In the book Winter Blues: Everything You Need to Know to Beat Seasonal Affective Disorder, author Norman E. Rosenthal estimates that about 6 percent of Americans are affected by the most severe form of SAD, while about 14 percent suffer from a lesser form known simply as “winter blues.”

When Banerjee-Stevens made the move to sunny California, she thought encountering cases of depression seemingly related to the change of seasons would be more of a rarity compared to her time spent counseling students in the higher latitudes of Minnesota. Now in her second winter at Chico State, “I can say that as it’s gotten darker here, I’ve been seeing a very similar pattern,” she said.

“One thing we have to be careful of in a college setting is that fall is also when things start hitting the fan for students—the first round of midterms, relationship stuff starts to bubble up.
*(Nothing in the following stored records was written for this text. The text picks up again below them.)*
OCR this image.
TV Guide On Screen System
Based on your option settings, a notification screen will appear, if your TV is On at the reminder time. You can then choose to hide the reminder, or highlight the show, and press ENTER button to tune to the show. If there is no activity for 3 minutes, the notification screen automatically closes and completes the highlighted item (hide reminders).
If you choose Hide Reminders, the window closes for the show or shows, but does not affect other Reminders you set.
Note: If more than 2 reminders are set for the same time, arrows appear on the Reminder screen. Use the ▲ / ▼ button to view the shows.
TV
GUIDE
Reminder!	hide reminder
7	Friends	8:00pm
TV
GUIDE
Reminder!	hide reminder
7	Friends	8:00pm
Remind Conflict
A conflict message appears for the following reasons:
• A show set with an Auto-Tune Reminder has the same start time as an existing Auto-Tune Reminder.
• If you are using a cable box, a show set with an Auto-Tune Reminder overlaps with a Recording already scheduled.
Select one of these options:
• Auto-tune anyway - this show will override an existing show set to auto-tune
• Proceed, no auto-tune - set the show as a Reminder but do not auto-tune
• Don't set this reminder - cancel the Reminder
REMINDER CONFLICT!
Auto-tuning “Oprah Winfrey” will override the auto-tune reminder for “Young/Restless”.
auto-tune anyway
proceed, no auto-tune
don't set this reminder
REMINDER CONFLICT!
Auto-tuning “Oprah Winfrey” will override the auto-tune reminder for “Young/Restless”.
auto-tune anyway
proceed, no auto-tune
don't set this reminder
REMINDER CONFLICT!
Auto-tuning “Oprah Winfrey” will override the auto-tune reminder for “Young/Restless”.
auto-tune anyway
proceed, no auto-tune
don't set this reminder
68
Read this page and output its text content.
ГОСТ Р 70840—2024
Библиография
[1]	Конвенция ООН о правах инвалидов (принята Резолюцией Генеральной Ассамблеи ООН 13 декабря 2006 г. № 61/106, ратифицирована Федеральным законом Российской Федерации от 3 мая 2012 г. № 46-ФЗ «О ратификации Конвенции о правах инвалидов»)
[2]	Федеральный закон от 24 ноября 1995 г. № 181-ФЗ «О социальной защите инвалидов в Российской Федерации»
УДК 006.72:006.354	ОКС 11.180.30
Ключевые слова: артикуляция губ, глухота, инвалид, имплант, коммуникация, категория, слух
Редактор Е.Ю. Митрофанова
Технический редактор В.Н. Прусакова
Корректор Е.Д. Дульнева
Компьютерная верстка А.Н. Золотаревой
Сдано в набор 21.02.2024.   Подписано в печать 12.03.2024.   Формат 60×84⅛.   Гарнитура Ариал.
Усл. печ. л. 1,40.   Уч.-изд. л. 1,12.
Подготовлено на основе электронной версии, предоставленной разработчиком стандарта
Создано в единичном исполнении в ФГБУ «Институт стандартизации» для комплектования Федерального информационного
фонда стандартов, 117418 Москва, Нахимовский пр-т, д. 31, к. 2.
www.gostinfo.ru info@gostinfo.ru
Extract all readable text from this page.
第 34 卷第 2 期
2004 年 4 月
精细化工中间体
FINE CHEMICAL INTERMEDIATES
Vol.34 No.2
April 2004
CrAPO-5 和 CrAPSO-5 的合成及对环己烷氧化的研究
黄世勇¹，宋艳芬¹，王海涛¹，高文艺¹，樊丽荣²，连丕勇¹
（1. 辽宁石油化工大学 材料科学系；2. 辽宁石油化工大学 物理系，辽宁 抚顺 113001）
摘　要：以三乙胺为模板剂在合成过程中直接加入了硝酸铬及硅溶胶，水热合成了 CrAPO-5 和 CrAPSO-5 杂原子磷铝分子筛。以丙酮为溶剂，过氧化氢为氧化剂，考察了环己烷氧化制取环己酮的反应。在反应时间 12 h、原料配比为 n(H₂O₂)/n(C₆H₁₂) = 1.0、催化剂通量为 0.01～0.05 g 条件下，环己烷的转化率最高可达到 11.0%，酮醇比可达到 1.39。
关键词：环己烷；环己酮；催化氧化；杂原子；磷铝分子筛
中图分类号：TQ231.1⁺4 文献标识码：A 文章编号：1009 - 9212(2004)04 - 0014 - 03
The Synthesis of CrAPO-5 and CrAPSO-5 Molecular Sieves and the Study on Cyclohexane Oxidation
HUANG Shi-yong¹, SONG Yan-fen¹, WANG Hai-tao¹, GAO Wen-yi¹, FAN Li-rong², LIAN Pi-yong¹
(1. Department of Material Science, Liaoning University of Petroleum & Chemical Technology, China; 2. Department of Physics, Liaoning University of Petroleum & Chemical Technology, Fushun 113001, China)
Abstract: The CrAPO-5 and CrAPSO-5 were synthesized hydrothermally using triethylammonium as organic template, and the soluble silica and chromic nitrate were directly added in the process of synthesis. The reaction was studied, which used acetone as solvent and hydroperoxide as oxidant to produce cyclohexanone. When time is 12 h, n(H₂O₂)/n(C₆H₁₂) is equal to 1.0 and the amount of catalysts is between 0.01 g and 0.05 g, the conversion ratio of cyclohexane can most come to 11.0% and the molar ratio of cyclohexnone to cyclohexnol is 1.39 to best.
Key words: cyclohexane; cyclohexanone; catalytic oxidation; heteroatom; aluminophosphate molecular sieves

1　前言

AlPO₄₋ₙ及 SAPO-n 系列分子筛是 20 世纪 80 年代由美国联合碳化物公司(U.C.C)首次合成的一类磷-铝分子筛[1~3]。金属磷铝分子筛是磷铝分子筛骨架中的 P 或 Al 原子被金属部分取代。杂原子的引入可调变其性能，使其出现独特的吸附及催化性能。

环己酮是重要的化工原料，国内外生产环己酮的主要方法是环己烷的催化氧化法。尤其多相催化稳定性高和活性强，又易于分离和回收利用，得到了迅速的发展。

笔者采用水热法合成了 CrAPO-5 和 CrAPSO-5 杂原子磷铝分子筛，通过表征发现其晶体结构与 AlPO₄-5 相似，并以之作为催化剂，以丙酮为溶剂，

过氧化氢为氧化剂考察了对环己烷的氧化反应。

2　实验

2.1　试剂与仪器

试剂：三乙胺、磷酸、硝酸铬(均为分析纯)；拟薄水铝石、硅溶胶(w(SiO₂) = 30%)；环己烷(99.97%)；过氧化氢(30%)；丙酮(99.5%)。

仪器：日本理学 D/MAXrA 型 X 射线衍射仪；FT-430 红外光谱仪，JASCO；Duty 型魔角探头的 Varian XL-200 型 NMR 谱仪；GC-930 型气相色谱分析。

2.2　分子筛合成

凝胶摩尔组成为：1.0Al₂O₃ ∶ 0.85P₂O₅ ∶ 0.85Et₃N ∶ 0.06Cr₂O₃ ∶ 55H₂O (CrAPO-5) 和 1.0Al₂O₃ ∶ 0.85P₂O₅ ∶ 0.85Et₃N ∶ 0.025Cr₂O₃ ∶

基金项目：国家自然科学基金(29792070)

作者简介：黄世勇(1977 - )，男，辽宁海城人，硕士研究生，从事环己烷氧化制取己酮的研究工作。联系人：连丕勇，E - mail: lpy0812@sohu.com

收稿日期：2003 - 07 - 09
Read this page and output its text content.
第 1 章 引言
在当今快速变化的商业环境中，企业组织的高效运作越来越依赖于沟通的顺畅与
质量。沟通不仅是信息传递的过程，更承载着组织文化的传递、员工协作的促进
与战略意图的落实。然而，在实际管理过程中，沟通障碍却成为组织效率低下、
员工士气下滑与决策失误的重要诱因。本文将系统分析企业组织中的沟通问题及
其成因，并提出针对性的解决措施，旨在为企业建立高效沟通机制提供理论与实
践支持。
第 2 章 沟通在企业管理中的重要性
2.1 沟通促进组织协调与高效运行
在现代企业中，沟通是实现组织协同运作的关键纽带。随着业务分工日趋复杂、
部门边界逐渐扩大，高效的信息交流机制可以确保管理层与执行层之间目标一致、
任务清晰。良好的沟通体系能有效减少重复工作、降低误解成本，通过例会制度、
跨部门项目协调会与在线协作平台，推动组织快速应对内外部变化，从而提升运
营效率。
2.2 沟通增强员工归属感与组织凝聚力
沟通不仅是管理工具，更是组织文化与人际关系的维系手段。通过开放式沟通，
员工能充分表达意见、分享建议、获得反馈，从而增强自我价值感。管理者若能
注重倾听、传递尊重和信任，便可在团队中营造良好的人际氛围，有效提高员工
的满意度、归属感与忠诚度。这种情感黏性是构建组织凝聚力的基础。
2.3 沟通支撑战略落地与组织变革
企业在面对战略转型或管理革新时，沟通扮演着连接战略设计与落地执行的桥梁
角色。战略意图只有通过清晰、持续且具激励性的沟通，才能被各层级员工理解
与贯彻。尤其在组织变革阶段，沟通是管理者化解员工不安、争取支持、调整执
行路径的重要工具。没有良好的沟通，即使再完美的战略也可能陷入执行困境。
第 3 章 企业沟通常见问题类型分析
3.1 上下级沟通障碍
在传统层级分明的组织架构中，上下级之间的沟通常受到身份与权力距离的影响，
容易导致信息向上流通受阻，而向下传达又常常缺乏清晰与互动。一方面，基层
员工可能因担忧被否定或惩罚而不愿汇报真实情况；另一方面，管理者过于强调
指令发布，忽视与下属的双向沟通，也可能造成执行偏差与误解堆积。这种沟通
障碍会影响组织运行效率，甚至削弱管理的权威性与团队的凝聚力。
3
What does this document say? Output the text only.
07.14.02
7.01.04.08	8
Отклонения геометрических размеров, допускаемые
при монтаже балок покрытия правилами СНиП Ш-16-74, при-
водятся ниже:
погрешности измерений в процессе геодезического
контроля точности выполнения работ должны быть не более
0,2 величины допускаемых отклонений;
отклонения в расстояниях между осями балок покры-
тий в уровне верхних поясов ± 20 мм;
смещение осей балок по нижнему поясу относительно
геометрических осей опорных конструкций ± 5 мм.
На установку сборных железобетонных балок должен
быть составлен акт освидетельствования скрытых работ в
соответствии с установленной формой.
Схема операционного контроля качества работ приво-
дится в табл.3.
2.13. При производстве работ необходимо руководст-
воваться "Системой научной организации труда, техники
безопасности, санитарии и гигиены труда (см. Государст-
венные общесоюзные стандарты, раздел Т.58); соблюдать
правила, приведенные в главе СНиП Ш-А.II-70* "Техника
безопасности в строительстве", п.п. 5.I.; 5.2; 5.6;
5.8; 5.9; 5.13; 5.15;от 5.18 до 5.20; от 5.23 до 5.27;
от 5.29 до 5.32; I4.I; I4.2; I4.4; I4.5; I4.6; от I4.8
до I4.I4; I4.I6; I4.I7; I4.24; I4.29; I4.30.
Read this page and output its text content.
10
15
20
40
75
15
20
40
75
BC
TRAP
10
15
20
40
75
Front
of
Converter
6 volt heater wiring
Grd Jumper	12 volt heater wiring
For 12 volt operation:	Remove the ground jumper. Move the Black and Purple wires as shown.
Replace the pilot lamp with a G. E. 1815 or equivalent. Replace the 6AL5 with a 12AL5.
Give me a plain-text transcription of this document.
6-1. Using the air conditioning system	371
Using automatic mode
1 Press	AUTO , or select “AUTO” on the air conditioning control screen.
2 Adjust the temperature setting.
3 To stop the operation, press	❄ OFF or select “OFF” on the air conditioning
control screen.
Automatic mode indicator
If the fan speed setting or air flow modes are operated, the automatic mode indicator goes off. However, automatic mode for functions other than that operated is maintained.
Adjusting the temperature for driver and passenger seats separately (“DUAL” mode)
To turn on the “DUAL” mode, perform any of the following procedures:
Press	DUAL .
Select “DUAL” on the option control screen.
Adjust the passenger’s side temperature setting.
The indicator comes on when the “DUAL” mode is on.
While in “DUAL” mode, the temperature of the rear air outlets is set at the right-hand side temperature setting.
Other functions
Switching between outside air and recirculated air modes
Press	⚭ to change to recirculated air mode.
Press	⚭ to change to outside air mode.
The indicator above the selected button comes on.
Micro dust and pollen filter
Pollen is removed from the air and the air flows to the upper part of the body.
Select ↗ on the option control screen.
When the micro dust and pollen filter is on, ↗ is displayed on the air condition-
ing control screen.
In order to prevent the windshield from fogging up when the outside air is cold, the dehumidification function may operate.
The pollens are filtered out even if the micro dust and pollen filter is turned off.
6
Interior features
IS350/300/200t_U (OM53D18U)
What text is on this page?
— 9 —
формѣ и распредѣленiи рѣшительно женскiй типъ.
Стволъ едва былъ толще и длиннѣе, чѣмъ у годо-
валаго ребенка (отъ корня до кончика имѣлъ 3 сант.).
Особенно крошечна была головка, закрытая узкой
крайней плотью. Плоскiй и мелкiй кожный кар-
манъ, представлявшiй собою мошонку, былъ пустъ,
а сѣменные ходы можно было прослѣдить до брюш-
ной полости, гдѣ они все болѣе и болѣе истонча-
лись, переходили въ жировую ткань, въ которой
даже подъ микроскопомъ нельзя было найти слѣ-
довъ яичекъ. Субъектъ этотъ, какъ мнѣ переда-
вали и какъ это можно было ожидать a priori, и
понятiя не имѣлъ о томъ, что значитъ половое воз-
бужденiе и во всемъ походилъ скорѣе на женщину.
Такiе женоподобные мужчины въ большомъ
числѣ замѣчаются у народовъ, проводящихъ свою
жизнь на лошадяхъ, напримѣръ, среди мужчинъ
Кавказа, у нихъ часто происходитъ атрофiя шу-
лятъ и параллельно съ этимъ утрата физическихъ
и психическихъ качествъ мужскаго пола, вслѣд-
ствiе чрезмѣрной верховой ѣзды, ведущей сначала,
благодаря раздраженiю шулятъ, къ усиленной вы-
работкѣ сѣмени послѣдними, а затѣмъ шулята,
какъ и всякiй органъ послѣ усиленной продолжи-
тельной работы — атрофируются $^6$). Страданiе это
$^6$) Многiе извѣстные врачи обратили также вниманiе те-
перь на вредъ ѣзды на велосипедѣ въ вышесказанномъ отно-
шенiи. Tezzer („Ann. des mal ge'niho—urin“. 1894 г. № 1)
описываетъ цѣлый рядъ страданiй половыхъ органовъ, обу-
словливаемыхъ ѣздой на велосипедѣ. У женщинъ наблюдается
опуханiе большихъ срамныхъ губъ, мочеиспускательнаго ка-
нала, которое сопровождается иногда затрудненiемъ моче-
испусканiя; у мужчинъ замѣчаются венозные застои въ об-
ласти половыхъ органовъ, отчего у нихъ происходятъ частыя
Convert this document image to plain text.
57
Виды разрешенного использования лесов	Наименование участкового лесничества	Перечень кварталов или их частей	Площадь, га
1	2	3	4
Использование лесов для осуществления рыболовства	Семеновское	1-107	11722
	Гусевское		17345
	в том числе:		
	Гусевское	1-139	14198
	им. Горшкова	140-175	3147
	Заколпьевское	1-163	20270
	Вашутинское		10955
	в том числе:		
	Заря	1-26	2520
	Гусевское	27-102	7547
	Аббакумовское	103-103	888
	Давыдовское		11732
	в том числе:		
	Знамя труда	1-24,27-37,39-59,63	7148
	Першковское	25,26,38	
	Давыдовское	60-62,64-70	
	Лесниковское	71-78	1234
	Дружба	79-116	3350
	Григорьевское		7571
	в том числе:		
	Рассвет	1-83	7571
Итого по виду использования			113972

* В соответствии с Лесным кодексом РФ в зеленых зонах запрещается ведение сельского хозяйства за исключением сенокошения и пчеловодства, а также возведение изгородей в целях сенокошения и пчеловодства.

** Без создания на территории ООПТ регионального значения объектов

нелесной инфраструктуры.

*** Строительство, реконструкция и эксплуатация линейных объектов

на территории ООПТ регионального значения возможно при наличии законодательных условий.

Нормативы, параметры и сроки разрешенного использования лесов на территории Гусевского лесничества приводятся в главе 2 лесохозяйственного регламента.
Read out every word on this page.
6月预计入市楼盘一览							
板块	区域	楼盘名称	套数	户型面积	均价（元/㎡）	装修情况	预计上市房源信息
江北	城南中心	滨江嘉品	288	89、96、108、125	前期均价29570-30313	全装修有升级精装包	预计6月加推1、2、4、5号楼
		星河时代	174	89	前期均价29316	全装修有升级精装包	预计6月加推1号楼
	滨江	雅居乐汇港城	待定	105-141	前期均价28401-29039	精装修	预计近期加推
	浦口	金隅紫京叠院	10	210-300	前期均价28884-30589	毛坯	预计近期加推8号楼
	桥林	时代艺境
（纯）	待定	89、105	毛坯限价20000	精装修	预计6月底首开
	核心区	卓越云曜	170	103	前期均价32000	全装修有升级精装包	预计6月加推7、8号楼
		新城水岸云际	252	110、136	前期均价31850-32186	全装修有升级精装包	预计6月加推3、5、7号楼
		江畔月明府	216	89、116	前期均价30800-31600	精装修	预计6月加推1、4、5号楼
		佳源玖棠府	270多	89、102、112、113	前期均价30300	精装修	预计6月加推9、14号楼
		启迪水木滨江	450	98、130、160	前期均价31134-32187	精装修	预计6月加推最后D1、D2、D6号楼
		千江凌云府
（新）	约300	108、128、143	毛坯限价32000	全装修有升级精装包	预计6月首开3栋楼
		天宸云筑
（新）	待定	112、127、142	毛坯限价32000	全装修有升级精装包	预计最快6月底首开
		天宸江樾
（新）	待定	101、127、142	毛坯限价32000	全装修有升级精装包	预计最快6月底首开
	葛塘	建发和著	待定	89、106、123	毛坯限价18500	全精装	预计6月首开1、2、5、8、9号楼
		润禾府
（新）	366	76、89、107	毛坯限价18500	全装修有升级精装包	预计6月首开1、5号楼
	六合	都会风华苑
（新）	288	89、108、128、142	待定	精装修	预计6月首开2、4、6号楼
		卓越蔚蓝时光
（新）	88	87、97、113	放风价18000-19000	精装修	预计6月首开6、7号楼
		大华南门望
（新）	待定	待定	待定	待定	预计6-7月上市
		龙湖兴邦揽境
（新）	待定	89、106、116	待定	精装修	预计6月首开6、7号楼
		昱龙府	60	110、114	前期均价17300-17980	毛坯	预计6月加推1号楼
There are a lot of other little situational factors you have to pay attention to.”

Indeed, since the symptoms of SAD often mirror those of nonseasonal depression disorders, properly identifying what triggered the individual’s depression can be tricky.

So, what about the winter makes some people feel low? Susan Bertozzi, a nutritional-therapy practitioner at the Center for Emotional Balance in south Chico, explained that it’s not the cold weather. Rather, she said, SAD is tied to Vitamin D deficiency, which in turn can be the result of insufficient exposure to sunlight. When your skin absorbs ultraviolet light from the sun, she said, it produces Vitamin D, which plays a key role in the brain’s production of serotonin, a neurotransmitter that helps regulate mood.

Given sunlight’s role in serotonin production, it makes sense that SAD is more common in higher latitudes, during darker winter months, or even at certain times of day, Bertozzi said.

“For a lot of people, they’ll notice when it gets to be late afternoon or evening, they enter an unhappier time of day,” she said. “It really has a lot to do with the position of the sun in the sky and how much time you’re spending outside in general.”

Fortunately for those unwilling or unable to venture outdoors, evidence suggests light therapy is a useful means for combating the effects of SAD, and there are a host of products—from simple lamps to high-tech light visors—designed to do just that. (Go to www.needs.com and click “environmental equipment” to browse options for light-therapy devices.) Even better, make your own therapeutic lamp—all it takes are two or three 100- to 150-watt full-spectrum bulbs.

Bertozzi said about 30 minutes of light therapy a day—ideally, before 3 p.m.—is a good starting point. However, she cautioned that overdoing light treatment, either by using too strong a light or sitting underneath it for too long, can cause anxiety, irritability or eye damage.

Both Banerjee-Stevens and Bertozzi suggested that, before going out and buying an expensive therapeutic lamp, someone suffering from SAD should try what amounts to good advice for everyone: exercising outside.

“[In Chico], it’s easy to get outside and let some sunlight hit your retinas during the day,” Banerjee-Stevens said. “More and more, especially for mild and moderate depressions, all I’m reading [says] ‘just exercise’—just get out there and get that blood flowing.”

Bertozzi got a bit more specific, suggesting exercising earlier in the day to make sure you get a good dose of natural light. “Anywhere from 30 to 60 minutes a day could be enough to totally change somebody’s mood,” she said.

When exercise or light therapy doesn’t work, Bertozzi commonly suggests supplementing with amino acid tryptophan, which functions as a biochemical precursor to serotonin and is sold in supplement form under the labels L-tryptophan and 5-HTP. She’s found the supplements often prove effective in treating cases of depression related to low serotonin; however, it should be noted that clinical studies of the supplements tryptophan and 5-HTP are few and far between and potential side effects are largely unknown.

For those who prefer not to take supplements, tryptophan is found naturally in poultry, beef, pork, fish, eggs and dairy products.